What If RFK Had Become President?
He was reckless and cautious, passionate and also an old-school pol.
Evan Thomas
Newsweek Web Exclusive
Updated: 9:46 AM ET Jun 2, 2008
It is one of history's great "what ifs." What if Robert Kennedy had not been assassinated 40 years ago and gone on to become president of the United States? It's safe to say that his presidency would have followed a different course from that of Richard Nixon. And it may just be that American politics would not be endlessly refighting the 1960s. Kennedy was a less polarizing figure than Nixon, who exploited the divisions that have now hardened into Red States and Blue States. But Kennedy himself was a complex and mercurial figure, so all we can really do is speculate. It's an intriguing guessing game—if one does not get too dreamy about the mythology of RFK.
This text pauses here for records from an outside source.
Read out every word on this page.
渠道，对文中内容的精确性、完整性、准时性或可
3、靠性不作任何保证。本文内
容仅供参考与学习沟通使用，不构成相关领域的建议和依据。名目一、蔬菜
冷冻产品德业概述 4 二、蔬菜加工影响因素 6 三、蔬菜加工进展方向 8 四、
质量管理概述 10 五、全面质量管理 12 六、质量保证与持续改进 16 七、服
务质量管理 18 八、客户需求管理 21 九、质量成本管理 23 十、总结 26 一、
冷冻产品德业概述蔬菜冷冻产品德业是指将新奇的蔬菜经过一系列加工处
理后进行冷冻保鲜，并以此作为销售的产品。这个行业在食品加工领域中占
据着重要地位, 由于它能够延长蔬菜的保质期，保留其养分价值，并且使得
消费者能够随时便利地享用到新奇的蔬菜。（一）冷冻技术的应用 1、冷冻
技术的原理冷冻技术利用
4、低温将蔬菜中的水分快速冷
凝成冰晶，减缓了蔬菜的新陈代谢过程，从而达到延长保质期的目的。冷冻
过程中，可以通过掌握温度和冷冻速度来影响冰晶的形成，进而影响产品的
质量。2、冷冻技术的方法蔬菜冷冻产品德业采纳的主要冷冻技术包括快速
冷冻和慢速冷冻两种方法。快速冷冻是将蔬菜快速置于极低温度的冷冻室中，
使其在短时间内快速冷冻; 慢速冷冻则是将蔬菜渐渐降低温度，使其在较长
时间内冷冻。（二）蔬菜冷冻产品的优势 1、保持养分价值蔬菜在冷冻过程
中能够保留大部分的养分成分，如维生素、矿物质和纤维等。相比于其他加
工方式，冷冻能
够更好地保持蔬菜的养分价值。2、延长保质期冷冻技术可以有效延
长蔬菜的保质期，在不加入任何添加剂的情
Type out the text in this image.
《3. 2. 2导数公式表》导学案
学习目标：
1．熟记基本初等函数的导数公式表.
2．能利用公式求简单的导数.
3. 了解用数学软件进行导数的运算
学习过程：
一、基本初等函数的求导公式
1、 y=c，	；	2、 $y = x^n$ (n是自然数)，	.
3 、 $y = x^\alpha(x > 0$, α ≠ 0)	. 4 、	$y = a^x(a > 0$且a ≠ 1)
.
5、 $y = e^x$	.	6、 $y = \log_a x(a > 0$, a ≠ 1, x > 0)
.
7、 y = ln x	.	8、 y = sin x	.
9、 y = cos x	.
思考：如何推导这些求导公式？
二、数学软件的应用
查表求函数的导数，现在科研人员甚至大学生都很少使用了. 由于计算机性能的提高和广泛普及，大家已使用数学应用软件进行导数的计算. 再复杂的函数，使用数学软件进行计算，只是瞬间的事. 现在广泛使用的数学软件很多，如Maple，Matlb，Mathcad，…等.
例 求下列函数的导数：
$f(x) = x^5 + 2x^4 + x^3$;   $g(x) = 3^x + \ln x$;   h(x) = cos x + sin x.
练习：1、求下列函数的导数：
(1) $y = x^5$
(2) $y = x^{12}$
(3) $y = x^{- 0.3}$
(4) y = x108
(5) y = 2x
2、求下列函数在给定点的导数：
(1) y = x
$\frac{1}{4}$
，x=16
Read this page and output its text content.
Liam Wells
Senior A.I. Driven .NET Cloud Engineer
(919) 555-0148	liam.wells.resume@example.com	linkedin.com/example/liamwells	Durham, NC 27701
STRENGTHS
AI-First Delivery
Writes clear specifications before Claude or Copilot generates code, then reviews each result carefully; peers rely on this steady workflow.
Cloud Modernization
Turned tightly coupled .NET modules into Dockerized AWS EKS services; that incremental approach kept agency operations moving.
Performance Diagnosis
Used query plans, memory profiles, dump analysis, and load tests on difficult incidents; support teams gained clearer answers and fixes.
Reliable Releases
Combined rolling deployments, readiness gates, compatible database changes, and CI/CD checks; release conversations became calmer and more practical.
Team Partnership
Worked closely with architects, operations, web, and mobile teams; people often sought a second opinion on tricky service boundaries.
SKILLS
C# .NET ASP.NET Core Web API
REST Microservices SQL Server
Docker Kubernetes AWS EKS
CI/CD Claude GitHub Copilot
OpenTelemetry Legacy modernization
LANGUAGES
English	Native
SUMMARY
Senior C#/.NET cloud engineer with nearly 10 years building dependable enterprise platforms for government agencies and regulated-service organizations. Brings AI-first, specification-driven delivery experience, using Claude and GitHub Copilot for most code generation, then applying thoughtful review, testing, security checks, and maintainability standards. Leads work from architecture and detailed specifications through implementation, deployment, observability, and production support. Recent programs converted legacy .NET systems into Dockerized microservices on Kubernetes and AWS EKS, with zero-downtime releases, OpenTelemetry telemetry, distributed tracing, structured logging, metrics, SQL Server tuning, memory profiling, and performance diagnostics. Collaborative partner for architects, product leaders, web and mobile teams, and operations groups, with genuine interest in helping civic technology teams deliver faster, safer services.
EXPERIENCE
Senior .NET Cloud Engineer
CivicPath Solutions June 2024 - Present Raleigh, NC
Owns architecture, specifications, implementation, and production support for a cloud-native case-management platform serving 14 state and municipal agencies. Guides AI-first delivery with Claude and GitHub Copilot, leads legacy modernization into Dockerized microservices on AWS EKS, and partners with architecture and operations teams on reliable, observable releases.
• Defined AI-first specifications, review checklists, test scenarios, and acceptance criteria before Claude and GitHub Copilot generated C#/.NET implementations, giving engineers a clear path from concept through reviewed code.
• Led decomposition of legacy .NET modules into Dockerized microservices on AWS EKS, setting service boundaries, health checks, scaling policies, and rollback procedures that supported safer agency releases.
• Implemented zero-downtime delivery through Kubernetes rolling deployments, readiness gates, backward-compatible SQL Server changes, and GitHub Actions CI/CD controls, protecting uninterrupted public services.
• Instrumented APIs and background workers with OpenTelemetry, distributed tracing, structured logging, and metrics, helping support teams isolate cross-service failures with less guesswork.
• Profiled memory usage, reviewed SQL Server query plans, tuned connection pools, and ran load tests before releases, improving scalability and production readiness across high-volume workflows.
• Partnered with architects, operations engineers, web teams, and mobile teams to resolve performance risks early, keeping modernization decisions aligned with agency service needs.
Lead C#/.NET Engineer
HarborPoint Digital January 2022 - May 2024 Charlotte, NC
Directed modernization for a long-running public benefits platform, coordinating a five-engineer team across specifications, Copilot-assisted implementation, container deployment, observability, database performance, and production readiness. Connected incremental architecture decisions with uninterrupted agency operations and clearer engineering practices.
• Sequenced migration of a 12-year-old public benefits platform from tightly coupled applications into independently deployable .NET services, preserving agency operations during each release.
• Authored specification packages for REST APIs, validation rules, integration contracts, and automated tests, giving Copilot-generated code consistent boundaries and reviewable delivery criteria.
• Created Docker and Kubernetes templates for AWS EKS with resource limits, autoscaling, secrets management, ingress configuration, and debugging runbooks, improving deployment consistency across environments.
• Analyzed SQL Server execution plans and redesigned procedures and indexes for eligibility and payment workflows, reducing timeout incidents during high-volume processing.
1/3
One reality check to start: it is far from a sure bet that RFK would have been nominated, and if nominated, elected. Kennedy was winning most of the primaries at the time of his death in June 1968, but under the old rules the bosses still controlled the Democratic Party. Hubert Humphrey, LBJ's vice president and Kennedy's real rival for the nomination (not Sen. Eugene McCarthy, the poet-politician who was fading in the stretch), was the favorite of the bosses. Kennedy was regarded as too "hot" and too radical by the big city and Big Labor chieftains. RFK was counting on Chicago Mayor Richard J. Daley to turn the tide, but Daley was not a sure bet (despite some romantic and unconfirmed reporting that Daley promised his support in a phone call to Bobby just before Kennedy was killed). And RFK would have faced a formidable foe in Richard Nixon in November. The New Nixon was an expert at divide and conquer, and he was building a Silent Majority of white middle-class Americans fearful of rioting blacks and hippie college radicals.